Not all research and development (R&D) takes place in universities and research institutes.
Some of it happens in architecture, engineering and construction (AEC) companies, too.
For example, at two Lower Mainland structural engineering companies – Fast + Epp in Vancouver, and StructureCraft in Abbotsford.
Fast + Epp recently opened the Concept Lab in its new, mass-timber headquarters.
The research and workshop space, which occupies the building’s ground floor and part of the second floor, can be used by design professionals, academics and industry associations, as well as Fast + Epp’s own staff.
Tobias Fast, Concept Lab’s digital team lead, said the facility has four operational arms:
- The development area, which contains a materials sample library and a networking/hosting space for product launches and educational seminars. It has two “hubs” – the material hub and the digital hub – where researchers can test their ideas.
- The fabrication area, which has 3-D printers, robotic fabrication machines and woodworking and metalworking tools.
- The testing area, which has a 100,000-pound self-reacting structural loading frame and precise vibration instrumentation.
- The digital area, which is dedicated to software development, material optimization, parametric design (in which shapes are derived from algorithms instead of direct design), and machine learning.
Fast said the Concept Lab will help develop and fabricate prototypes, demonstrate their feasibility and show them to others.
“It’s a place where creative people can push the boundaries of AEC,” said Fast. “We want it to be a design idea springboard for innovators of all kinds.”
Fast + Epp has been doing R&D since before the Concept Lab was built.
To support its Sir Matthew Begbie Elementary School and Bayview Elementary School projects in Vancouver, the firm worked with the University of Northern British Columbia on tests to compare the different composite connections between glulam and cross-laminated timber (CLT).
It investigated the two-way spanning capability of the CLT floor system at the 18-storey Tallwood House residence at Brock Commons at the University of British Columbia.
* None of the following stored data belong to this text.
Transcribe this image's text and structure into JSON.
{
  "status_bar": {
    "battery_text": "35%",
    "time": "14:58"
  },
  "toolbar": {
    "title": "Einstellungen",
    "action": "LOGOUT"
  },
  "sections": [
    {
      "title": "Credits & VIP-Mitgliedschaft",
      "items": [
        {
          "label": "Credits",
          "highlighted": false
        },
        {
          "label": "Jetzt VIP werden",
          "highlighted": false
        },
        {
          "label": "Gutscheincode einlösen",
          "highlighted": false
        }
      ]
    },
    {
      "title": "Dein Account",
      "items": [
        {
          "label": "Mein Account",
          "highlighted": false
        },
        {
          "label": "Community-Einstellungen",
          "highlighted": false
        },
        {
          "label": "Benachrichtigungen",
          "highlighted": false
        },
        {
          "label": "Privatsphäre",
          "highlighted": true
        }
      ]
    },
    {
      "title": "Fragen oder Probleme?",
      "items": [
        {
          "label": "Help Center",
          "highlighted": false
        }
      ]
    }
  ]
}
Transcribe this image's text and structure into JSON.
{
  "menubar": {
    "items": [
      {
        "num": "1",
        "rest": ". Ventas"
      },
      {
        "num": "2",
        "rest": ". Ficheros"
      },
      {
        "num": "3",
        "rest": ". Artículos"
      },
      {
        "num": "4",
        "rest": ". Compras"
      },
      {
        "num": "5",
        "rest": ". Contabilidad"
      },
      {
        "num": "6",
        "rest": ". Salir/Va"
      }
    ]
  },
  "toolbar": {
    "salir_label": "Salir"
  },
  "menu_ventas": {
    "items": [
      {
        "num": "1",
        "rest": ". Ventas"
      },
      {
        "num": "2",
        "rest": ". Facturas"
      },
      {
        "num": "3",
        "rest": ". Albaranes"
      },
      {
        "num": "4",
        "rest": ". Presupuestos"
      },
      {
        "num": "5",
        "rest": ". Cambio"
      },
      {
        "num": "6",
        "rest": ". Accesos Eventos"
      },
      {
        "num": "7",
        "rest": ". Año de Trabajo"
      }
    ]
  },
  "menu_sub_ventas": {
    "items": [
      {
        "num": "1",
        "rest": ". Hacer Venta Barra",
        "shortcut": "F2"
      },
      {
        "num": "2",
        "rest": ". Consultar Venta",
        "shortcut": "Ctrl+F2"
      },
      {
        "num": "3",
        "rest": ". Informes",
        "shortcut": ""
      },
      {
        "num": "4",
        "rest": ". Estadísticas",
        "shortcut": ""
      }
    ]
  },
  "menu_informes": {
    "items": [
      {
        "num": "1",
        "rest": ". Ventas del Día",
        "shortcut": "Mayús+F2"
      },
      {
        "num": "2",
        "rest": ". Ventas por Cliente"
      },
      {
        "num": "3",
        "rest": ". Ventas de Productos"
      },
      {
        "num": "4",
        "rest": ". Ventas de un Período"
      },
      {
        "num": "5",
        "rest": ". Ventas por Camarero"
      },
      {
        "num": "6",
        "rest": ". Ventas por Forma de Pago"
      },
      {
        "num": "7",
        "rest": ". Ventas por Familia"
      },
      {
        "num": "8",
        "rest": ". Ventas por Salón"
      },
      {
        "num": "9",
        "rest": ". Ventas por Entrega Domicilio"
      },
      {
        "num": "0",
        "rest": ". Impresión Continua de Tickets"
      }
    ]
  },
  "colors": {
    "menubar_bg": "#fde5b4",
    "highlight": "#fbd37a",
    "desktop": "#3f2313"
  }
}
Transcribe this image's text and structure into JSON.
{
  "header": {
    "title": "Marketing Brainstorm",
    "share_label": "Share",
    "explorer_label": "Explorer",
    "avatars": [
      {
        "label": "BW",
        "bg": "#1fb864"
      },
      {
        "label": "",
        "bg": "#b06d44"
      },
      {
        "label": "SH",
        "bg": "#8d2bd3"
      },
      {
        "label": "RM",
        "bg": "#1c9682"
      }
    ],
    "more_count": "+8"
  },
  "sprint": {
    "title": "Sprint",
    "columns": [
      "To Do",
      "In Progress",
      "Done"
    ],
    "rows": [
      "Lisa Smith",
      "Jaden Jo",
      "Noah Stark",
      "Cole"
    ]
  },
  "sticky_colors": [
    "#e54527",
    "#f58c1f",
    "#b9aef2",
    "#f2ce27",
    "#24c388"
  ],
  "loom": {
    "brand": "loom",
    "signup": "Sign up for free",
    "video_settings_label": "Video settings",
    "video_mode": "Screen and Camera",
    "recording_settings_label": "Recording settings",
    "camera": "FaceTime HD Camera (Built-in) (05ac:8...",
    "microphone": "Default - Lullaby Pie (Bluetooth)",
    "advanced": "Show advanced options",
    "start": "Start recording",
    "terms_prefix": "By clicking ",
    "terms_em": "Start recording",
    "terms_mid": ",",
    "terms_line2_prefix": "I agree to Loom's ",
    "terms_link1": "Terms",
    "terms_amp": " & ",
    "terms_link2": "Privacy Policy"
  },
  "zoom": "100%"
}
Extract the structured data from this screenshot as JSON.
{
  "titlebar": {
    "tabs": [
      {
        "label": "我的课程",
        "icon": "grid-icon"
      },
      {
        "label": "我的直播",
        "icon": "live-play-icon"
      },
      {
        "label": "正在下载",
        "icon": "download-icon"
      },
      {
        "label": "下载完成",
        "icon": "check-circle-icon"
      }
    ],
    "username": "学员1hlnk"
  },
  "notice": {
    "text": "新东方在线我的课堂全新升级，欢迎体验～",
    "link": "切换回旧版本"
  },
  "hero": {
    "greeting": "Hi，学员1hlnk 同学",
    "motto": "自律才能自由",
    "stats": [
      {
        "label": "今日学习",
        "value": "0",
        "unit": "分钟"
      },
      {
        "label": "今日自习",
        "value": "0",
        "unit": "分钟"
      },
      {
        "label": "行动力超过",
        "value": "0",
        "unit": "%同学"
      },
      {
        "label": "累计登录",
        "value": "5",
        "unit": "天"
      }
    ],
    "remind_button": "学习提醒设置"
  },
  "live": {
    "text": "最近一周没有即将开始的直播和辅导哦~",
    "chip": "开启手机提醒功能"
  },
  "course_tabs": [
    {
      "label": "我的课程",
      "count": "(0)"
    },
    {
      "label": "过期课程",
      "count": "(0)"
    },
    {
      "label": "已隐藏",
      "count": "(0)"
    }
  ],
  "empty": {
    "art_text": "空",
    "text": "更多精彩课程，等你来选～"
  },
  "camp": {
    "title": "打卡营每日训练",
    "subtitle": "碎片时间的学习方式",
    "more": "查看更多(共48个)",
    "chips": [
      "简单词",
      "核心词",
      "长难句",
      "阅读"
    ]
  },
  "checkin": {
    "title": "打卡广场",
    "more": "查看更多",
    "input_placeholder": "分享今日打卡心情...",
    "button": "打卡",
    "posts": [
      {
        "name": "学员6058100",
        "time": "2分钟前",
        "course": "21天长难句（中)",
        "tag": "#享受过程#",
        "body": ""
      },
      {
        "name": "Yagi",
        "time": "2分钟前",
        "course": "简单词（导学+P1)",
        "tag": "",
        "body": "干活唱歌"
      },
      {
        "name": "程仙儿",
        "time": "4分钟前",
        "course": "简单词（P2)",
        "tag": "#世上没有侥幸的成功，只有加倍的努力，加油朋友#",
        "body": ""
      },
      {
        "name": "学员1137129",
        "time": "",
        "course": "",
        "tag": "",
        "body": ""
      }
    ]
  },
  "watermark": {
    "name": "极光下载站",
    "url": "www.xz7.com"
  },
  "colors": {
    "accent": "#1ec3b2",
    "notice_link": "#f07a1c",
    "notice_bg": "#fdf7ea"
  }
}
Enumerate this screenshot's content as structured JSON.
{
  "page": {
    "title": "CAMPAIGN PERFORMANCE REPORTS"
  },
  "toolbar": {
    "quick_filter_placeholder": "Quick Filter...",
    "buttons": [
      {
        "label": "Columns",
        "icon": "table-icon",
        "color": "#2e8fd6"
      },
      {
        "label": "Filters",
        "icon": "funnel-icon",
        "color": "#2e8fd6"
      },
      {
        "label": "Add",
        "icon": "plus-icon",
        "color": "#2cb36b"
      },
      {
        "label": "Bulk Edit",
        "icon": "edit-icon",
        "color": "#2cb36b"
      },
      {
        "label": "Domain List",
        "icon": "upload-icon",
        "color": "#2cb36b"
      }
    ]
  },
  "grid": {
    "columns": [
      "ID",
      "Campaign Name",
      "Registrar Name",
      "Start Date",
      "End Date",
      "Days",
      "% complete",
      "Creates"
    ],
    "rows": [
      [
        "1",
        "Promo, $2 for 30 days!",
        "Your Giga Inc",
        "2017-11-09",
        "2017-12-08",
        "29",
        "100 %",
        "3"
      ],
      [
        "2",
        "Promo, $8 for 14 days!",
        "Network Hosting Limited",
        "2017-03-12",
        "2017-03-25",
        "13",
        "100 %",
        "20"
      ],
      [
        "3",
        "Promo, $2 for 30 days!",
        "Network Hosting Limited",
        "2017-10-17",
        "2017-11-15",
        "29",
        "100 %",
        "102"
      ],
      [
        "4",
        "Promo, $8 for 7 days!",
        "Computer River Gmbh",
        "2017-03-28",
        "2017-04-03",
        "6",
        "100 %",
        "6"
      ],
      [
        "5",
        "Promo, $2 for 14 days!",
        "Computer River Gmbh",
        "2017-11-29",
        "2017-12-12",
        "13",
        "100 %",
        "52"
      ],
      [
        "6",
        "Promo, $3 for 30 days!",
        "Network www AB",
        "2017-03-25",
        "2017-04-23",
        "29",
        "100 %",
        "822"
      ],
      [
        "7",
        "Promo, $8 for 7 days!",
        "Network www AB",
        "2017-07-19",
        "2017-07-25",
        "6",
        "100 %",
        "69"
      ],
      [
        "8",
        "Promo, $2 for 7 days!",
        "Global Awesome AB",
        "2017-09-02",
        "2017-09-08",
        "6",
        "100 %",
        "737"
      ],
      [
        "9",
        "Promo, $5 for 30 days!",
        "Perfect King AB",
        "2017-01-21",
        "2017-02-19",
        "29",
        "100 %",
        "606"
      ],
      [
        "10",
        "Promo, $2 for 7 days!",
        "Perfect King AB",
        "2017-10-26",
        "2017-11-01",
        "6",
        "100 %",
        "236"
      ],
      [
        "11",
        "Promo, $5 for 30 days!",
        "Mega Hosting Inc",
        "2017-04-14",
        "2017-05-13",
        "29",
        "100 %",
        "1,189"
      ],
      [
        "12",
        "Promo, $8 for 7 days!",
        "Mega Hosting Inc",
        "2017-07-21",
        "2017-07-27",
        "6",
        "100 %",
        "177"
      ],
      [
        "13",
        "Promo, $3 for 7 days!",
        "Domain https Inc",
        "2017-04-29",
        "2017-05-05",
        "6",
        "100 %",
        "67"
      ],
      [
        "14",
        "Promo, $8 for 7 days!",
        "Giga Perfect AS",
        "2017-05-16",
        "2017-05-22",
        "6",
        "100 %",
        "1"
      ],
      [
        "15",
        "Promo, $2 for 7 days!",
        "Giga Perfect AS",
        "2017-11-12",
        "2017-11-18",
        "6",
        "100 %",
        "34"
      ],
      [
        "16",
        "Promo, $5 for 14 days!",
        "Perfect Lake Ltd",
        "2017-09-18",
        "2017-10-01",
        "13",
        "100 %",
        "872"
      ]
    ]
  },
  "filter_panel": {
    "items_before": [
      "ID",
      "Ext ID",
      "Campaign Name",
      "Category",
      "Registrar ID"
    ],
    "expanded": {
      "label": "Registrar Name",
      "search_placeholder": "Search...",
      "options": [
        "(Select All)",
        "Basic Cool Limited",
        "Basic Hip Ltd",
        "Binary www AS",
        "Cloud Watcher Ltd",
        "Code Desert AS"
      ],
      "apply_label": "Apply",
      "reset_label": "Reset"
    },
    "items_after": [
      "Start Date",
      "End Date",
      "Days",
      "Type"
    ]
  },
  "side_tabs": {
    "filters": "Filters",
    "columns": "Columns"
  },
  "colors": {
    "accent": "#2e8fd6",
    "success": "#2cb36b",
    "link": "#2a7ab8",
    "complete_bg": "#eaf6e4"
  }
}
StructureCraft has set up a small, in-house software development group that has been working on a new structural engineering and construction software platform called Branch.
“Branch will change the way structural engineers think about the design process,” said Lucas Epp, vice-president and head of engineering.
The software integrates design, manufacturing and construction in one system.
Until now there hasn’t been a single platform that combines every step of the process, said Epp.
“The business case for Branch is speed,” he said. “It’s real-time software that gives real-time feedback.”
Until Branch, one piece of software has been used for each step of the process.
“There are six to eight different kinds of software in total that are needed,” said Epp.
One of the reasons why software such as Branch has been slow in coming is the segregation of the different aspects of the design and construction process, he said.
“For hundreds of years, construction projects were overseen by a master builder who combined theoretical knowledge of building design with practical understanding of construction,” said Epp. “Now the different participants are often separated by contractual divides.
“But it is possible for all the different stakeholders to work together, and design can become more building and manufacturing aware.”
Branch has been in development for two years and has been in active use by the company for 12 months.
“The software has been designed by constructors and engineers,” said Epp.
“It’s used by people in our company, to make sure the software does what we want it to do.”
Frustrated with the inefficiencies of the original process, Epp has been thinking about a solution to the problem for many years.
“I’ve worked in the U.K. and New Zealand and saw how engineers there designed structures,” he said.
Epp said AEC can no longer afford the time and expense of resolving the complexity of building with a process in which designers are disconnected from construction.
“Unlike other industries, where the end result is a product into which years and copious amounts of R&D money can be poured, the building industry requires a more flexible and responsive solution,” said Epp.
What is needed, he said, is an industry-wide change in the design and procurement process, in which design is re-connected to manufacturing and construction.
“With the BIM revolution, the focus has been on the M – modelling – and digital twins that are accurate and detailed drawings that represent the design,” said Epp.
The construction industry doesn’t need increasingly more detailed 3-D models.
“It needs smarter software that knows how to design, for manufacture and assembly,” said Epp.